About this time last year, Anndevoy Ryan was wondering about activities that she and her dog Fingal could do together, when she spoke with her friend Kathy McNaught.
McNaught and her dog Winnie had worked as a therapy animal volunteer team since 2017 with Human-Animal Bond in Colorado (HABIC), a nonprofit center in the School of Social Work at Colorado State University.
HABIC trains volunteer teams in animal-assisted therapies with the purpose of helping to build trust, strengthen relationships, and facilitate the therapeutic process.
New teams receive a placement for a minimum of one year in locations all around Colorado. HABIC teams work with people of all ages in hospitals, schools, assisted living facilities, mental health care centers, and many other places.
After considering the idea, Ryan and Fingal decided to jump right in. They attended HABIC team training at Colorado State University last fall. The pair successfully graduated with their certification and began working at Green House Homes at Mirasol in Loveland in 2019.
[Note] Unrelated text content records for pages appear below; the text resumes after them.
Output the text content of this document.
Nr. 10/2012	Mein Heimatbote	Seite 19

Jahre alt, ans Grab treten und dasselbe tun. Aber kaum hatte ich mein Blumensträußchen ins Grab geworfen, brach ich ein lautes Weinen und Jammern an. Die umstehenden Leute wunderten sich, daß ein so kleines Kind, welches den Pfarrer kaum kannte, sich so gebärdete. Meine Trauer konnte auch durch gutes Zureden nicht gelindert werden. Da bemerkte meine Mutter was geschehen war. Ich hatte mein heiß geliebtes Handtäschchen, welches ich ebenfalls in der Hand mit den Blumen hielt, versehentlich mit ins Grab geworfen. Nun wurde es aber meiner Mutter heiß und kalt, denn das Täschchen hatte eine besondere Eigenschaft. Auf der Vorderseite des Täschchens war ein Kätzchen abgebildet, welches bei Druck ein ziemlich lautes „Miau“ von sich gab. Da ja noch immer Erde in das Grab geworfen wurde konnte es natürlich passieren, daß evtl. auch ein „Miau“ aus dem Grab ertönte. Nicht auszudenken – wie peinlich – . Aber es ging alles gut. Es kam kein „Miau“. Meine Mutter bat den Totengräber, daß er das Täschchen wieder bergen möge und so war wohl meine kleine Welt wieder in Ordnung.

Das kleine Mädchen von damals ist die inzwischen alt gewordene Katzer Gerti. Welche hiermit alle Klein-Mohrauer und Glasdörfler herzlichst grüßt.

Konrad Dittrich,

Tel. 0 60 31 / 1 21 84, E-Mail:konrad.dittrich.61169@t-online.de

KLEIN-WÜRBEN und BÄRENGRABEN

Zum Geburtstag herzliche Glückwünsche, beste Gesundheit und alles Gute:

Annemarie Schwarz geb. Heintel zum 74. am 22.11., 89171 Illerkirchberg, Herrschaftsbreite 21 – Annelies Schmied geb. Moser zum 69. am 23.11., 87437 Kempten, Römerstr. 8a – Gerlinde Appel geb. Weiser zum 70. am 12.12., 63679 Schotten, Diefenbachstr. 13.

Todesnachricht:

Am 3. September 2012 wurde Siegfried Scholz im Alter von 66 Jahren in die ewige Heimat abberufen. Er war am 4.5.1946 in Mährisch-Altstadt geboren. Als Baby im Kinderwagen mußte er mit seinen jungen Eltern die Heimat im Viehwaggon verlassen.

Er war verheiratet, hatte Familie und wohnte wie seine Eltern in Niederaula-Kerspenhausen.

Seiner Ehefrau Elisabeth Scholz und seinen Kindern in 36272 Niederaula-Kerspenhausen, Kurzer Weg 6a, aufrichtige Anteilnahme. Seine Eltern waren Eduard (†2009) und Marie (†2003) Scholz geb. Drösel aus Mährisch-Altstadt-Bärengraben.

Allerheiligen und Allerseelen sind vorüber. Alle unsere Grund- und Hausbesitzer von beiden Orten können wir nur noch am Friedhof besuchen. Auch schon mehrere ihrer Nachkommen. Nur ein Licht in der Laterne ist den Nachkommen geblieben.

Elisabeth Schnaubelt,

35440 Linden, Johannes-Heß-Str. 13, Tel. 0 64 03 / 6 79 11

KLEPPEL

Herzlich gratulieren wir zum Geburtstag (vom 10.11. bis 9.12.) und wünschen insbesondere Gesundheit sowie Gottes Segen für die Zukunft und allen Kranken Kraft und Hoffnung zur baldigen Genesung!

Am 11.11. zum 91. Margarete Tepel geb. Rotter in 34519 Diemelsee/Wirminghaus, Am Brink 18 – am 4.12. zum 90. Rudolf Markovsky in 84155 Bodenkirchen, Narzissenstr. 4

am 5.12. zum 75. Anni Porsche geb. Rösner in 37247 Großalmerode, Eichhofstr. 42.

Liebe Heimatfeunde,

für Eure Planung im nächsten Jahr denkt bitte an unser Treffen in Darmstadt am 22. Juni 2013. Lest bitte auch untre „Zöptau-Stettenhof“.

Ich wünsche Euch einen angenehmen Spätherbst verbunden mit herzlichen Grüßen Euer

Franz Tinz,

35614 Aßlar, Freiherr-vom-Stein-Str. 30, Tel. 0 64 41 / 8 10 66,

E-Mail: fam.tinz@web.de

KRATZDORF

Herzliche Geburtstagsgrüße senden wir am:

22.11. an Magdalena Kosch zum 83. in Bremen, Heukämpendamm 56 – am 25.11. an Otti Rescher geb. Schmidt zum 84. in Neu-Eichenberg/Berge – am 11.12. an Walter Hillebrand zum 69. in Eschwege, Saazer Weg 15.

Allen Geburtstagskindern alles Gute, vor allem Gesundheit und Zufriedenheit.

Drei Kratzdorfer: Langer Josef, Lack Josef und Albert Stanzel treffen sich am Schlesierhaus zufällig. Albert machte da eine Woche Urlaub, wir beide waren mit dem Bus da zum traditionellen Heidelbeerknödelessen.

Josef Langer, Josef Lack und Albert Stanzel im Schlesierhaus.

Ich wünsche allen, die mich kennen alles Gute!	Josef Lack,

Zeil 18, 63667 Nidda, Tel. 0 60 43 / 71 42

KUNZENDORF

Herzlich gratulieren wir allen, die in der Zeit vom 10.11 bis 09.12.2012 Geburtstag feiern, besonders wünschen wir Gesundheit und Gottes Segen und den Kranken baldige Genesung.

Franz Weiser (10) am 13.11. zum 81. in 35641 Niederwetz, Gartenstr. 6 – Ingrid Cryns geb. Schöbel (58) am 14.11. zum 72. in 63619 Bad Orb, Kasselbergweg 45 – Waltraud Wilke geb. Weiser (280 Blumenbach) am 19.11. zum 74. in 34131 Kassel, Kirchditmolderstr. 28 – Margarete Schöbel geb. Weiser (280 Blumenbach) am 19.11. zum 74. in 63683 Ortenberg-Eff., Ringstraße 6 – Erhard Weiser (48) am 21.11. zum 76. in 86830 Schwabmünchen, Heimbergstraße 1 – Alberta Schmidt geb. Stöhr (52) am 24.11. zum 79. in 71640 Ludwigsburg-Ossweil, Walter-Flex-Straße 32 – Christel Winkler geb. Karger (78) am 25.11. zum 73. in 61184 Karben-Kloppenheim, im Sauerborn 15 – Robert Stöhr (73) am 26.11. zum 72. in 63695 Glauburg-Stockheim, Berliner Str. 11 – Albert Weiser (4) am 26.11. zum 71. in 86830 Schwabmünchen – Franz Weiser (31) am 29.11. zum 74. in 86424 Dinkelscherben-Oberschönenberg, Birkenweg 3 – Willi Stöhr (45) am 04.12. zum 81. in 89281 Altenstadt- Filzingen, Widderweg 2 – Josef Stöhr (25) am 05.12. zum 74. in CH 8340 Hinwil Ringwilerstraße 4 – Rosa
Today, Ryan and Fingal’s volunteer work is spent visiting one-on-one with residents, offering cheer and friendship. She loves to watch Fingal and the residents just enjoy each other’s company. “Seeing the excitement that people at Green House show when they see him is special for me,” said Ryan.
A people-loving dog right from the start
Fingal is a friendly and enthusiastic English setter, a medium-size breed of dog known for their sweet temperaments. He loves to interact with people, often “talking” with them in his own gentle way.
Ryan brought Fingal home as a puppy because she had always lived with and loved English setters in the past and wanted to continue owning the breed. After a fruitless search for a rescue English setter, she found Fingal among his pudgy littermates.
She certainly found a worthy teammate in Fingal. He loves his visits with the folks at Green House Homes, and the residents love him right back. They smile as they stroke Fingal’s soft white fur and chuckle over his wet nose.
Fingal’s genuine appreciation of the people he serves has made him perfect for his animal-therapy work at Green House Homes. “It thrills me to see people at Green House light up when they see and pet Fingal,” said Ryan. “They love to touch him. I love being part of Fingals’ team.”
Harnessing the power of the human-animal bond
As a HABIC-certified volunteer team, Anndevoy Ryan gives her time and companionship, and Fingal offers clients something rare and special: an interaction that can help to make a new home feel more comfortable and familiar.
When a person moves into a retirement community, it can seem like the world they once knew is happening without them. They don’t get to see animals every day as they might have in the past, so a visit from a friendly, well-trained HABIC animal like Fingal is most welcome.
The reassurance that dog-lovers find in Fingal’s touch can be remarkable. Fingal always makes a longer stop in one man’s room. Ryan says this gentleman “just melts” as Fingal lays his head on the man’s feet. “It’s really important for them to touch another living being.”
Fingal clearly enjoys using his therapy training during these visits, but something else wonderful happens as well. Residents perk up and show enthusiasm for meeting him. Even the staff members smile and ask Ryan to wait for them to get to visit with Fingal before she leaves.
Ryan finds great joy in watching these unforgettable moments between Fingal and the residents of Green House Homes. “It’s so cool to be allowed to see it,” she says. “Their energy seems to rise when Fingal is with them. It’s magical to see.”
Thank you, Anndevoy Ryan and Fingal, for the outstanding work that you do for HABIC and Green House Homes at Mirasol community!
About Human-Animal Bond in Colorado
Founded in 1993, Human-Animal Bond in Colorado (HABIC) is a center in the School of Social Work, part of CSU’s College of Health and Human Sciences. HABIC’S mission is to improve the quality of life for people of all ages through the therapeutic use of companion animals, with particular focus in the areas of community outreach, teaching, and research.